A: Firstly, note that: $$n=2^{775}3^{310}7^{155}$$
Let the number of steps to get from $x$ to $1$ be $f(x)$.

Then, note that the biggest divisor of $2x$ is always $x$.
Therefore: $$f(2x)=f(x)+1$$
For example: $$f(30)=f(15)+1$$
Applying to here: $$f(n)=f(3^{310}7^{155})+775$$

Now, when $x$ is not divisible by $2$, the biggest divisor of $3x$ is always $x$.
Therefore: $$f(3x)=f(3x-x)+1=f(2x)+1=f(x)+2$$
For example: $$f(15)=f(5)+2$$
Applying to here: $$f(n)=f(7^{155})+2\times310+775=f(7^{155})+1395$$

Now, where $x$ is not divisible by $2$, $3$, or $5$, the biggest divisor of $7x$ is always $x$.
Therefore: $$f(7x)=f(6x)+1=f(3x)+2=f(x)+4$$
For example: $$f(77)=f(11)+4$$
Applying to here: $$f(n)=f(1)+4\times155+1395=2015$$

Is it just a coincidence?

Extra:
I wrote a program in Pyth to confirm this (takes a while to calculate).
This is for smaller numbers.
I used this to generate $f(x)$ for $x$ from $1$ to $100$.
A quick search returns OEIS A064097.
A: $2016 = 2 * 2 * 2 * 2 * 2 * 3 * 3 * 7$ . Therefore 
$2016^{155} = 2^{775} · 3^{310} ·7^{155}$
Now ask yourself: What's the biggest factor of $2^{775}· 3^{310} ·7^{155}$? Obviously it's $2^{774} ·3^{310} ·7^{155}$. Subtract from the original number, and $2^{774}· 3^{310} ·7^{155}$ remains.

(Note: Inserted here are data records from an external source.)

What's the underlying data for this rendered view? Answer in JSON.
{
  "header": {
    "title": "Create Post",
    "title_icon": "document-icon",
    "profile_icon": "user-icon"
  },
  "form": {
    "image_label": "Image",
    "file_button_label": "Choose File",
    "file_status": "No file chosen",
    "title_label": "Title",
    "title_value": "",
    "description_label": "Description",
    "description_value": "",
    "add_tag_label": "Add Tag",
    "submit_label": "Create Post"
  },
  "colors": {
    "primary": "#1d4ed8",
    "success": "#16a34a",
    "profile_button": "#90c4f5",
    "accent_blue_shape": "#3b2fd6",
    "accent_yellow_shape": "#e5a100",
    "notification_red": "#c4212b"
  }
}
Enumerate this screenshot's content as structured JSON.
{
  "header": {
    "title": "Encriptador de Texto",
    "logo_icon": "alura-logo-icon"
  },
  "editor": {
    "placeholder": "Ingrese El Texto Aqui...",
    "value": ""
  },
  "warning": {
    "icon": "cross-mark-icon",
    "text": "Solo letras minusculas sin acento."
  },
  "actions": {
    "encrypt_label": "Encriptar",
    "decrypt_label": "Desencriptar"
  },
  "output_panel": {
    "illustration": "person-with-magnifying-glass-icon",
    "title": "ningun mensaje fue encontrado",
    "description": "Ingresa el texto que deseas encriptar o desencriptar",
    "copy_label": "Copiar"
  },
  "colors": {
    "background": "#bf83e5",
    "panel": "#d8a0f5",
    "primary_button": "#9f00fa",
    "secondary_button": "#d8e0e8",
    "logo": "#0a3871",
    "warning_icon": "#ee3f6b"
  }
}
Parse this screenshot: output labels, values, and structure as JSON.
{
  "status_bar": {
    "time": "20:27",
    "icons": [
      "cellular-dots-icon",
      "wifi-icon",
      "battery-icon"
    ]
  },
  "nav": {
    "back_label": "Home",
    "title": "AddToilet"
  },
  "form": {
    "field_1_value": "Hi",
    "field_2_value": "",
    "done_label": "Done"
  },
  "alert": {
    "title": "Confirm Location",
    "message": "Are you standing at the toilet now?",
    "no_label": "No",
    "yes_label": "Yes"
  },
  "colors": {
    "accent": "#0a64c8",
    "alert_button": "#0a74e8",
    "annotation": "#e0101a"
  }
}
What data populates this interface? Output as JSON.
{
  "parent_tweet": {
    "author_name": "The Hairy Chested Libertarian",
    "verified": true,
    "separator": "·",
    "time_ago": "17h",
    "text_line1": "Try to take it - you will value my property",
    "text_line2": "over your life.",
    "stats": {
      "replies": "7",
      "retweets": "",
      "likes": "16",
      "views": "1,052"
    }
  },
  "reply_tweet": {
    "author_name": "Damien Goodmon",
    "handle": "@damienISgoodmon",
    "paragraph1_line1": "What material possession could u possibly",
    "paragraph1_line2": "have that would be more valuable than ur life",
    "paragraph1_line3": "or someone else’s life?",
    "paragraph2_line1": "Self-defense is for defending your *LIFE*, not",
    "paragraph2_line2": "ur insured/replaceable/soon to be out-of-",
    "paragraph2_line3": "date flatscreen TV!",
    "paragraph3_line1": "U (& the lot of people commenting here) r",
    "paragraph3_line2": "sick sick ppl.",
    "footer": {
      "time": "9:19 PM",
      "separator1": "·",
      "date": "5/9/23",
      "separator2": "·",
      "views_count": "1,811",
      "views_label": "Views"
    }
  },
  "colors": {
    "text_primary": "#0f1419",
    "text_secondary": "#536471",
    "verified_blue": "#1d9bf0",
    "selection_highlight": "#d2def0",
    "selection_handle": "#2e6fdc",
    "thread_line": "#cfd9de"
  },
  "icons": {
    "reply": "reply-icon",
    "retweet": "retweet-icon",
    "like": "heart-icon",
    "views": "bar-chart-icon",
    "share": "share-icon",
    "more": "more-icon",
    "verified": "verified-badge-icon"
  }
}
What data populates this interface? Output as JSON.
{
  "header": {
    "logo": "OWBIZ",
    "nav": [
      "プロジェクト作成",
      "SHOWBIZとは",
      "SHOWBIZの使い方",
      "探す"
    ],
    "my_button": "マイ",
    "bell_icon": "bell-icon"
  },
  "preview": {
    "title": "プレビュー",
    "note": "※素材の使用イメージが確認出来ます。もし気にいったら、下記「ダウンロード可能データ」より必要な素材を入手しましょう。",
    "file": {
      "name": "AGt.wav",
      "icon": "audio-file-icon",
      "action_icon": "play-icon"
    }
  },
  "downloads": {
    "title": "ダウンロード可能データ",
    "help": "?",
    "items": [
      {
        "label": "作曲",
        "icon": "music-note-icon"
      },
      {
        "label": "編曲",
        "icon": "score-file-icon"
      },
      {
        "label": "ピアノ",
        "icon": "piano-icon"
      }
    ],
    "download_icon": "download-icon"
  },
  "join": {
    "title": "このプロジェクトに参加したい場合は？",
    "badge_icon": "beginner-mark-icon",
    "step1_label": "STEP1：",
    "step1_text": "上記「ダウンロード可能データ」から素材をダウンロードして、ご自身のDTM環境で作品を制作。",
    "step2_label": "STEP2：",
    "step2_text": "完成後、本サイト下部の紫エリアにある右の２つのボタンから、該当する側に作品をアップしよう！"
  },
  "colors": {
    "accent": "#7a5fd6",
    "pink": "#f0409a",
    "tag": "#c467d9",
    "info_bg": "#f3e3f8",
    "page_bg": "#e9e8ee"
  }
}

The same thing will happen exactly $775 $ times, and then you will be left with $3^{310} ·7^{155}$ after $775$ subtractions. 
What's the biggest factor of $3^{310}· 7^{155}$? The biggest factor is $3^{309} ·7^{155}$. Subtract this and the remainder is $2 · 3^{309} ·7^{155}$. That again has the largest factor $3^{309} ·7^{155}$. Subtract this again and the remainder is $3^{309} ·7^{155}$. With two subtractions we divided by $3$ . We repeat $310$ times for a total of $620$ subtractions and the remainder is $7^{155}$.
Now the largest divisor is $7^{154}$; subtracting this leaves $6 · 7^{154}$. Now the largest factor is $3 · 7^{154}$ leaving $3 · 7^{154}$. Then the largest factor is again $7^{154}$, leaving first $2 · 7^{154}$ then $7^{154}$. $4$ subtractions to divide by $7$ . We repeat a total of $155$ times, for $620 $subtractions, arriving at $1$ . In Total $775 + 620 + 620 = 2015 $ subtractions.